Il y aura de l’émotion dans l’air au Palais des Sports Robert-Oubron. Dans les tribunes comme entre les cordes. « Pour moi, c’est une fierté, poursuit-il. Je suis très content d’organiser ce gala dans ma ville mais j’ai les deux sentiments : je suis aussi stressé car je vais porter le poids de toute une ville, et même d’un pays, et c’est dur. Ma famille va venir, le maire m’a mis la pression en me disant que j’avais intérêt à gagner… » Un défi largement à la portée de celui qu’on surnomme « The Punisher » pour sa capacité à éteindre. » J’ai analysé mon adversaire, il est largement dans mes cordes. »
On peut le croire. Méconnu du grand public, Lele Sadjo est un sacré talent du noble art tricolore. Ancien champion de France amateur, passé chez les pros en juin 2017, le Cristolien écrase tout sur son passage depuis. Sept mois après son passage chez les pros, pour son quatrième combat rémunéré, il devient champion de France des super-moyens. Huit combats plus tard, il s’offre un premier titre international avec la ceinture WBA Inter-Continental. Il la défendra deux fois avant de signer un exploit XXL en décembre 2021. Alors qu’il prend le combat en dernière minute pour remplacer un boxeur forfait, Lele Sadjo va disputer la ceinture européenne EBU vacante au Britannique Jack Cullen chez lui, à Manchester, devant près de 20.000 personnes, et le met son TKO au sixième round malgré une salle acquise à son adversaire.

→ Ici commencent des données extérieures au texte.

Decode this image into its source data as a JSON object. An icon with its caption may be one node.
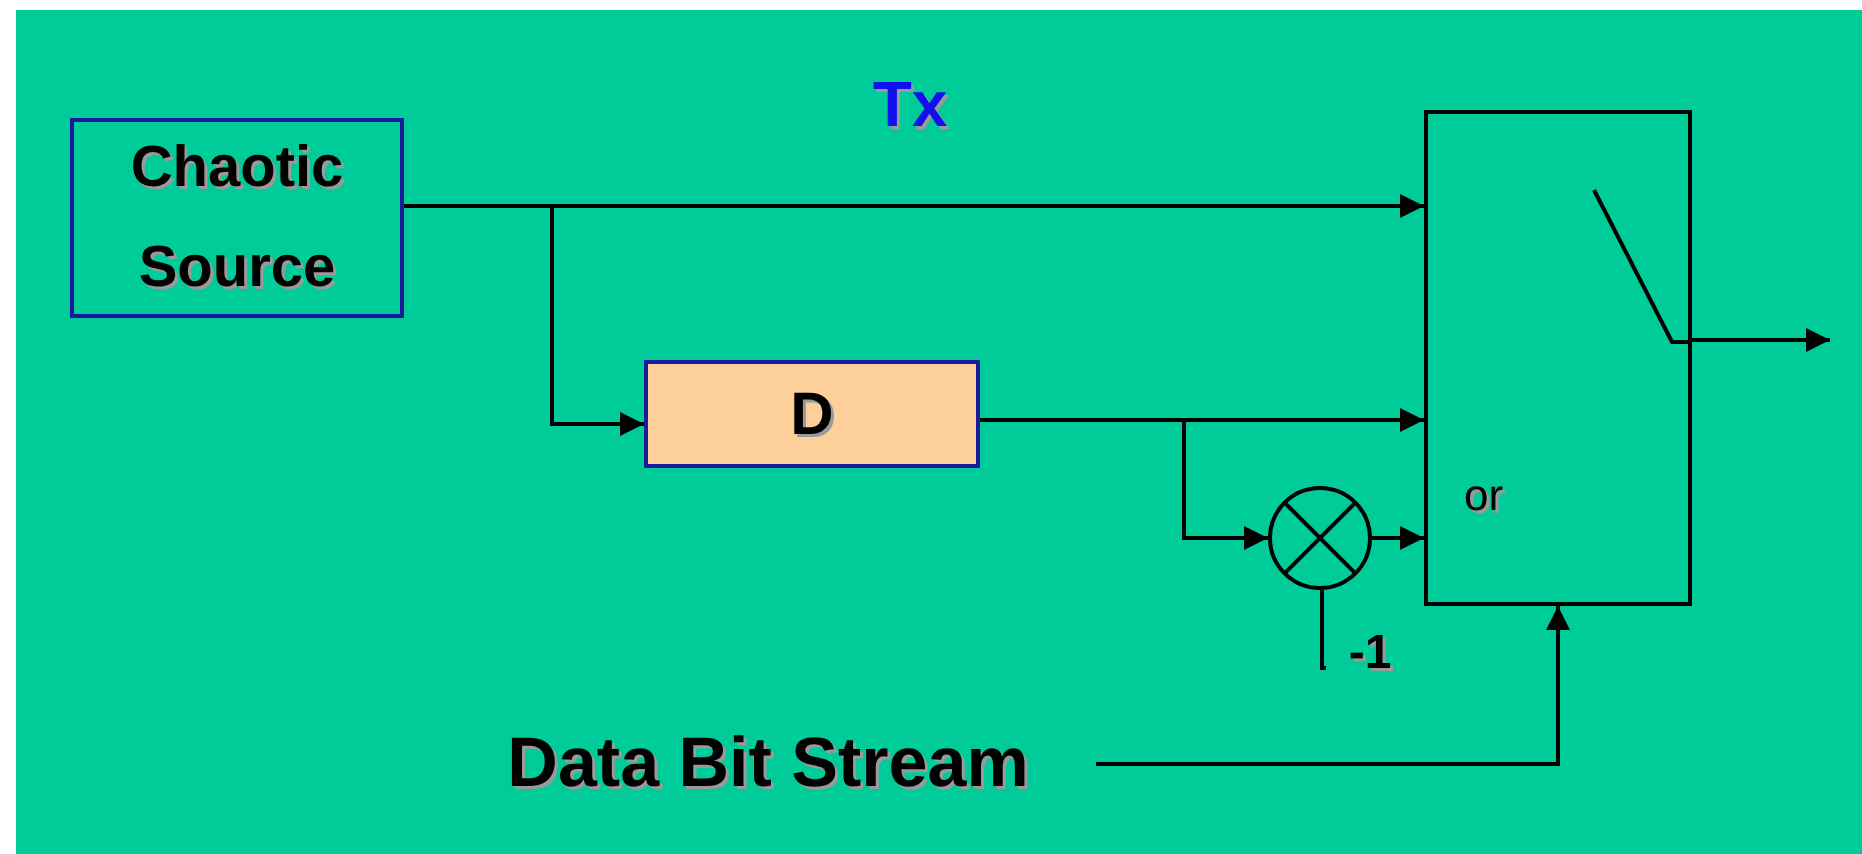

« Si je perds, je recommence à zéro »
Une victoire sublime qui ouvre les yeux à beaucoup sur son talent et son potentiel. Il défend son titre fin 2022, un nouveau TKO face à l’Allemand Emre Cukur, et devrait encore le faire dans les prochains mois contre l’Italien Giovanni De Carlos (des enchères pour la promotion de ce combat sont prévues le 6 juin). En attendant, il faudra passer l’obstacle Sven Elbir (19-1, 14 KO ; 29 ans). Avant de se tourner vers les sommets. Septième du classement WBC, quatorzième pour l’IBF, « The Punisher » n’est plus très loin des hauteurs mondiales et des combats qui vous font rentrer dans la légende.

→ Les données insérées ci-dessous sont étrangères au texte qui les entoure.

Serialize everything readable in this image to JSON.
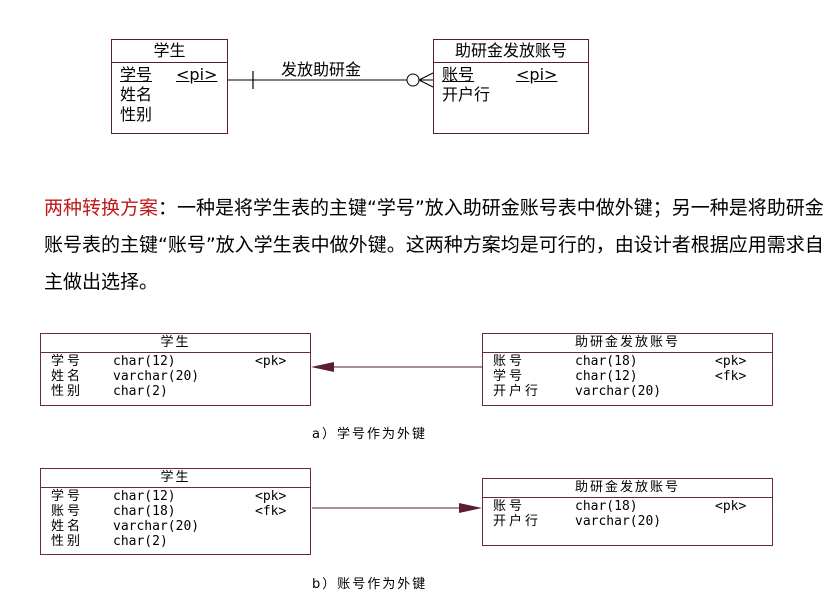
{
  "er": {
    "student": {
      "title": "学生",
      "attrs": [
        {
          "name": "学号",
          "key": "<pi>"
        },
        {
          "name": "姓名"
        },
        {
          "name": "性别"
        }
      ]
    },
    "account": {
      "title": "助研金发放账号",
      "attrs": [
        {
          "name": "账号",
          "key": "<pi>"
        },
        {
          "name": "开户行"
        }
      ]
    },
    "relationship": "发放助研金"
  },
  "paragraph": {
    "highlight": "两种转换方案",
    "rest": "：一种是将学生表的主键“学号”放入助研金账号表中做外键；另一种是将助研金账号表的主键“账号”放入学生表中做外键。这两种方案均是可行的，由设计者根据应用需求自主做出选择。"
  },
  "schemes": {
    "a": {
      "student": {
        "title": "学生",
        "rows": [
          {
            "name": "学号",
            "type": "char(12)",
            "key": "<pk>"
          },
          {
            "name": "姓名",
            "type": "varchar(20)",
            "key": ""
          },
          {
            "name": "性别",
            "type": "char(2)",
            "key": ""
          }
        ]
      },
      "account": {
        "title": "助研金发放账号",
        "rows": [
          {
            "name": "账号",
            "type": "char(18)",
            "key": "<pk>"
          },
          {
            "name": "学号",
            "type": "char(12)",
            "key": "<fk>"
          },
          {
            "name": "开户行",
            "type": "varchar(20)",
            "key": ""
          }
        ]
      },
      "caption": "a）学号作为外键"
    },
    "b": {
      "student": {
        "title": "学生",
        "rows": [
          {
            "name": "学号",
            "type": "char(12)",
            "key": "<pk>"
          },
          {
            "name": "账号",
            "type": "char(18)",
            "key": "<fk>"
          },
          {
            "name": "姓名",
            "type": "varchar(20)",
            "key": ""
          },
          {
            "name": "性别",
            "type": "char(2)",
            "key": ""
          }
        ]
      },
      "account": {
        "title": "助研金发放账号",
        "rows": [
          {
            "name": "账号",
            "type": "char(18)",
            "key": "<pk>"
          },
          {
            "name": "开户行",
            "type": "varchar(20)",
            "key": ""
          }
        ]
      },
      "caption": "b）账号作为外键"
    }
  }
}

Au plus loin de l’horizon, il y a le champion incontesté à quatre ceintures de la catégorie, la superstar Saul « Canelo » Alvarez, dont il avoue qu’il lui est supérieur… « pour l’instant ». Chez les super-moyens, il y a aussi Christian Mbilli, autre force de la boxe française venue du Cameroun aujourd’hui mieux classée que lui, côtoyé chez les amateurs où les deux ont échangé une paire de combats pour une victoire chacun. Lele Sadjo aimerait la belle pour un championnat du monde, au sommet de la planète boxe.
On n’y est pas encore. Mais on s’en approche. Et chaque sortie sur le ring devient encore un peu plus un rendez-vous à ne pas manquer pour celui qui reconnaît (comme l’immense majorité des boxeurs, et c’est bien humain) la part de peur qui l’envahit avant chaque combat. « Franchement, aujourd’hui, j’ai beaucoup de pression, avoue-t-il. Car quand tu arrives au haut niveau, tu n’as plus le droit à l’erreur. Tout est calculé. Avant, tu pouvais avoir des défaites. Là, on n’a plus le droit à la défaite sinon on dégringole des classements et je perds tout. Si je perds, je recommence à zéro. Je préfère arrêter la boxe. Il faut que je perde un championnat du monde, mais pas là. » Surtout face aux siens.